I picked up Tatum O’Neal’s autobiography a few years and was saddened to read that she believes her mother abandoned her. I know for a fact that her mother fought like hell to retain visitation and custody rights to her children. But she had a drug problem, and she was being divorced by a super rich, wildly successful movie star who used his power and wealth to make sure that Joanna Moore was effectively cut out of her kids’ lives forever. And then he made sure that his children grew up believing that their mother hadn’t wanted them. To her credit, Tatum apparently reconnected with her mother late in Joanna Moore’s life. My grandmother, who stayed in touch with Joanna until the very end, was so happy to see that happen.

Anyway, with this background, I was sad to see that Farrah Fawcett died yesterday. She was so young – only 62. And as a mother myself, I couldn’t help but think about how hard it must have been to let go and leave behind her own son, Redmond O’Neal, who is very ill with drug addiction.

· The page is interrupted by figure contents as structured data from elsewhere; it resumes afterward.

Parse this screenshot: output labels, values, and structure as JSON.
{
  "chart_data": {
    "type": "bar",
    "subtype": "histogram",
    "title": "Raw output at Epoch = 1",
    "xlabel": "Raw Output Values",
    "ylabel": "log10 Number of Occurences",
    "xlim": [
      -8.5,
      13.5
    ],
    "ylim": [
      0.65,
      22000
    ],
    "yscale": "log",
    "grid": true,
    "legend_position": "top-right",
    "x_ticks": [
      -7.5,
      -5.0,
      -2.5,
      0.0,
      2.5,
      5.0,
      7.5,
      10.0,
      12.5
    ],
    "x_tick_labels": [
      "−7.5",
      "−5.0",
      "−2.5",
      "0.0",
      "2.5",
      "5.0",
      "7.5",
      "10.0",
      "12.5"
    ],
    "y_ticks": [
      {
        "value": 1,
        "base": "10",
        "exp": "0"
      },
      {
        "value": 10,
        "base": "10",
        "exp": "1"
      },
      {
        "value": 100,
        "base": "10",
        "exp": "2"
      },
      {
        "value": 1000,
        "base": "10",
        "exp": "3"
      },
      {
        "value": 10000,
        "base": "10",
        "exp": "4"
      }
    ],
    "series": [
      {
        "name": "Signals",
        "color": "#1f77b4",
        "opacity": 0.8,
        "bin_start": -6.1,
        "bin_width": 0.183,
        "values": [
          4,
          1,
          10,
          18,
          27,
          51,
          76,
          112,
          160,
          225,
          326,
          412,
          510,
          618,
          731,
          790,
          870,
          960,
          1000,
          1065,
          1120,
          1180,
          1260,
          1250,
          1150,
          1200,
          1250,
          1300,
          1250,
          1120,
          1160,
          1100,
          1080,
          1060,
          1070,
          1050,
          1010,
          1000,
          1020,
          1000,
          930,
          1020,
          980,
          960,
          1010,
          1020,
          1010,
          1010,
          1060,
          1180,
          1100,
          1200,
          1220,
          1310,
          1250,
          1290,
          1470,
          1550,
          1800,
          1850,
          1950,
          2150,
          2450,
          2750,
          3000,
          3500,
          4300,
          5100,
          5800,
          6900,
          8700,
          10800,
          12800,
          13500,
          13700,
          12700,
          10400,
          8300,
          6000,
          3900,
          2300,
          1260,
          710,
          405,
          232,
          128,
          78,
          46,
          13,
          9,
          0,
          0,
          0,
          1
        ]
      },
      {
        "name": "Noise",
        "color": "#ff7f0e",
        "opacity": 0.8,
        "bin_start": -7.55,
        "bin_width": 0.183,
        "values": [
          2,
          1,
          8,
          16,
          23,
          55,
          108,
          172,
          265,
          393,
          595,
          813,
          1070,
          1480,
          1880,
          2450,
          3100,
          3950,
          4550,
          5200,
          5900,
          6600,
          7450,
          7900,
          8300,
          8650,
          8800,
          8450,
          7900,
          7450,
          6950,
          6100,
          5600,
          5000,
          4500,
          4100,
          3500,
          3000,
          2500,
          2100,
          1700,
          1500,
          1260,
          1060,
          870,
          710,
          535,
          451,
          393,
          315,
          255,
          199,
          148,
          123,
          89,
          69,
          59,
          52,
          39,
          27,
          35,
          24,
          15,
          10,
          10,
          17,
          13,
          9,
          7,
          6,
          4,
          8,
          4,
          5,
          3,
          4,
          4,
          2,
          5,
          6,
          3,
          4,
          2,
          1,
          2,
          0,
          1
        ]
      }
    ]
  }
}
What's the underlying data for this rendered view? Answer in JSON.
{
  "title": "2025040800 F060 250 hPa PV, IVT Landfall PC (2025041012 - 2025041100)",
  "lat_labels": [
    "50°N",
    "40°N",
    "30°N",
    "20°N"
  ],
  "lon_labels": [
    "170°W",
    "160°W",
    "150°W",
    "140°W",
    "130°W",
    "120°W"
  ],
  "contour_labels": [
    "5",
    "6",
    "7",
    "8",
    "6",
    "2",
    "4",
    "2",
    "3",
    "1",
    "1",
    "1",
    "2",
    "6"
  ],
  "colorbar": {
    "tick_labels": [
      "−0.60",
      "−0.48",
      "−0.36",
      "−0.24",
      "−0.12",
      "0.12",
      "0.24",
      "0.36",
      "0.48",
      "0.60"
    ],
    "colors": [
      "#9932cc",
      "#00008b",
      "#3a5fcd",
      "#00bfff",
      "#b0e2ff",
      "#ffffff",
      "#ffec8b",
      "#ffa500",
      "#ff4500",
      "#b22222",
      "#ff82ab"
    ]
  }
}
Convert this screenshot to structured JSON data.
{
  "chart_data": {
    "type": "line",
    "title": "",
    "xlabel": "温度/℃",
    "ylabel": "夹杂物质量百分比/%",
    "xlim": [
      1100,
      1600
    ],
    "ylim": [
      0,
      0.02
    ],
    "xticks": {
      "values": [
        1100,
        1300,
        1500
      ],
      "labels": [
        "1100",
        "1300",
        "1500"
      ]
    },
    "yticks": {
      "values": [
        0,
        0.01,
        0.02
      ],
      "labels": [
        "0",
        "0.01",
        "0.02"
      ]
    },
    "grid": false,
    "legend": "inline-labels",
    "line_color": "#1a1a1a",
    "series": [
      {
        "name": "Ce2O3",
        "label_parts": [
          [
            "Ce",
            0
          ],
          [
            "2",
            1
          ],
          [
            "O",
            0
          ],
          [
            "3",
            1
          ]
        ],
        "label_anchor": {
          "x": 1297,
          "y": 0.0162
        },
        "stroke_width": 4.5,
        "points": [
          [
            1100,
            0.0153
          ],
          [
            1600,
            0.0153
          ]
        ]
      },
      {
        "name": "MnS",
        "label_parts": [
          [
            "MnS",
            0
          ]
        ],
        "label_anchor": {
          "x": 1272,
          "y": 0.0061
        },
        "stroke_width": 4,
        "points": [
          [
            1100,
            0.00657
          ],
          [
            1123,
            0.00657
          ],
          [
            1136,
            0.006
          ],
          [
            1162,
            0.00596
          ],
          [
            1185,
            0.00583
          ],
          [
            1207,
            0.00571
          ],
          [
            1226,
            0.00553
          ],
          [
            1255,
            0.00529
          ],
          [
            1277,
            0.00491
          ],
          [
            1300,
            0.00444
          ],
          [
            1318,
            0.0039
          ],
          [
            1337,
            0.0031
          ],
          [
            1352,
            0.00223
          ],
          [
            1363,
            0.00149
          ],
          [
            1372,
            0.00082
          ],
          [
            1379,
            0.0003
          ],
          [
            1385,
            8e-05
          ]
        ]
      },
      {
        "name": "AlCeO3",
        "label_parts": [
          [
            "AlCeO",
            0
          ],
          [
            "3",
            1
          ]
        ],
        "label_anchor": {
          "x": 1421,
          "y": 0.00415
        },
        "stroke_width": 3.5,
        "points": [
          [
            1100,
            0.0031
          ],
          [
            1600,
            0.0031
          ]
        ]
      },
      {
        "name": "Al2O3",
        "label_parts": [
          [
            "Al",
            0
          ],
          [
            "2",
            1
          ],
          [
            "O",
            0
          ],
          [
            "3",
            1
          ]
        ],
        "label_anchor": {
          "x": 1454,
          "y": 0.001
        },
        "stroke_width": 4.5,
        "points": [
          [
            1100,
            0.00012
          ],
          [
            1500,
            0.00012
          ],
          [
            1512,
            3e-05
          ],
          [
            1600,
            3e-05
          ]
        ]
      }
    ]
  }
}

And that’s what I am blogging about over at Babble at the moment.

My later-in-life Michael Jackson appreciation

Michael Jackson’s definitive record, “Thriller,” was released in 1982, when I was 14 years old. Teenagers all over the world went crazy for the record, but I didn’t. Why? Because I was all self-consciously wrapped up in the indie/new wave scene. I was pretty full of myself, as 14 year olds tend to be, and I thought MJ was way too “mainstream” to be of any interest. Although my friend BBK and I loved listening to early 70s Michael Jackson stuff as teenagers, for me, I always listened in a sort of affectedly ironic way. I loved “ABC,” but I loved it as hipster kitsch.

Fast forward 25 years. I still love music, but now I actually get the genius of “Thriller,” and when I listen to a young Michael Jackson sing “I Want You Back,” I listen in awe, as a grown-up and a mother – recognizing that Michael Jackson was a true, honest-to-goodness child prodigy – rather than listening as a cooler-than-thou adolescent.

What a tragic life. And if anyone has ever created a more perfect pop song than “Billie Jean,” I’m not sure I know of it.